Yes that is so true. I have always done this to.

I don't know why I take on these projects
only to be upset when things don't go the way
I think they should. I have been doing a lot
wrong. Not saying I deserved the abuse or anything
like that. I just always try to find projects. I have
to figure out why I do this and then figure out how
to stop. I am in no hurry to figure anything out
as far as relationships go. I am just ready to be alone
for a good long while and work on me. Figure out why
I keep falling for the same type of woman, and making
the same mistakes over and over.


----------



## Almostrecovered (Jul 14, 2011)

and recognition of that is key, I wish you luck and future happiness


----------



## shame_on_me (Oct 16, 2011)

Thank You,

Without this board I am sure it would have
taken me a lot longer to get the courage
to make my self happy. so thank you to everyone
who has posted or answered post. You all have
done more for me than any of you will ever know.


----------



## Why Not Be Happy? (Apr 16, 2010)

congratulations!
has she said much to you or push you to meet, etc. since you got her out?


----------



## shame_on_me (Oct 16, 2011)

No not yet thank GOD. I know it is coming though.

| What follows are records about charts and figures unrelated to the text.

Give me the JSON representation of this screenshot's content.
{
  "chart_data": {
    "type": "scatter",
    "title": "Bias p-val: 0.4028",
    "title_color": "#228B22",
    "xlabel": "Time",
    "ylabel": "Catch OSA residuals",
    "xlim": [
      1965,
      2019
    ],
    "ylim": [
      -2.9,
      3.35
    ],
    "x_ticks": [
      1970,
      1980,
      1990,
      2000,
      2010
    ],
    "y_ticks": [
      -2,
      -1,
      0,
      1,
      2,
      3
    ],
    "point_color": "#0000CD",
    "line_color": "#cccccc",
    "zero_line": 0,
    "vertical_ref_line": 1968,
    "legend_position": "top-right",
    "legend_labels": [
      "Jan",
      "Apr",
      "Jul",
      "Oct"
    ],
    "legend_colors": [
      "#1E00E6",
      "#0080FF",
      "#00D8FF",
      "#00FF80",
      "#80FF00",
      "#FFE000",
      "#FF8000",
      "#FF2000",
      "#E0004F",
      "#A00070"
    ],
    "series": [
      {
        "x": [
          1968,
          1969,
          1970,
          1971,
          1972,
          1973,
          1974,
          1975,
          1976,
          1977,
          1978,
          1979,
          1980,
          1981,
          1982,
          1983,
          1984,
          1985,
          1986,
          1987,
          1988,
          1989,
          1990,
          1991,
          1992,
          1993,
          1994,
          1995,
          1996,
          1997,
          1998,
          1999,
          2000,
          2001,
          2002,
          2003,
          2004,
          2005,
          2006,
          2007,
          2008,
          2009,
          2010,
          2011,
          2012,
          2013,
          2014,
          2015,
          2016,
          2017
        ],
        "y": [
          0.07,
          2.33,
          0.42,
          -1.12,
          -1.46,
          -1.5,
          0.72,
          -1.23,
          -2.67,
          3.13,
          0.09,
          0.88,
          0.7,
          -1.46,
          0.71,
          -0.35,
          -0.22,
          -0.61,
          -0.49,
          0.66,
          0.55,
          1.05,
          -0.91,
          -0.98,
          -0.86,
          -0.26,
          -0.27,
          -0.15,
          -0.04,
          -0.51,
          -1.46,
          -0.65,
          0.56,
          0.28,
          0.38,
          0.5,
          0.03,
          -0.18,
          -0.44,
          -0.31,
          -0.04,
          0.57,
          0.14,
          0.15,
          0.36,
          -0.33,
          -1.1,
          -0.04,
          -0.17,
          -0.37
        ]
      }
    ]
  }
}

That is the part I dread. I have a hard time when she
or any woman cries. I am working on myself to not
let her tears bother me. There is no going back ever.

I just have to keep saying that to my self. 

I Know how much happier I am and will not let her get
to me as she has in the past. I will never let her
back into my life ever. This was a very very hard
choice for me, but a required one. For my happiness and 
sanity.


----------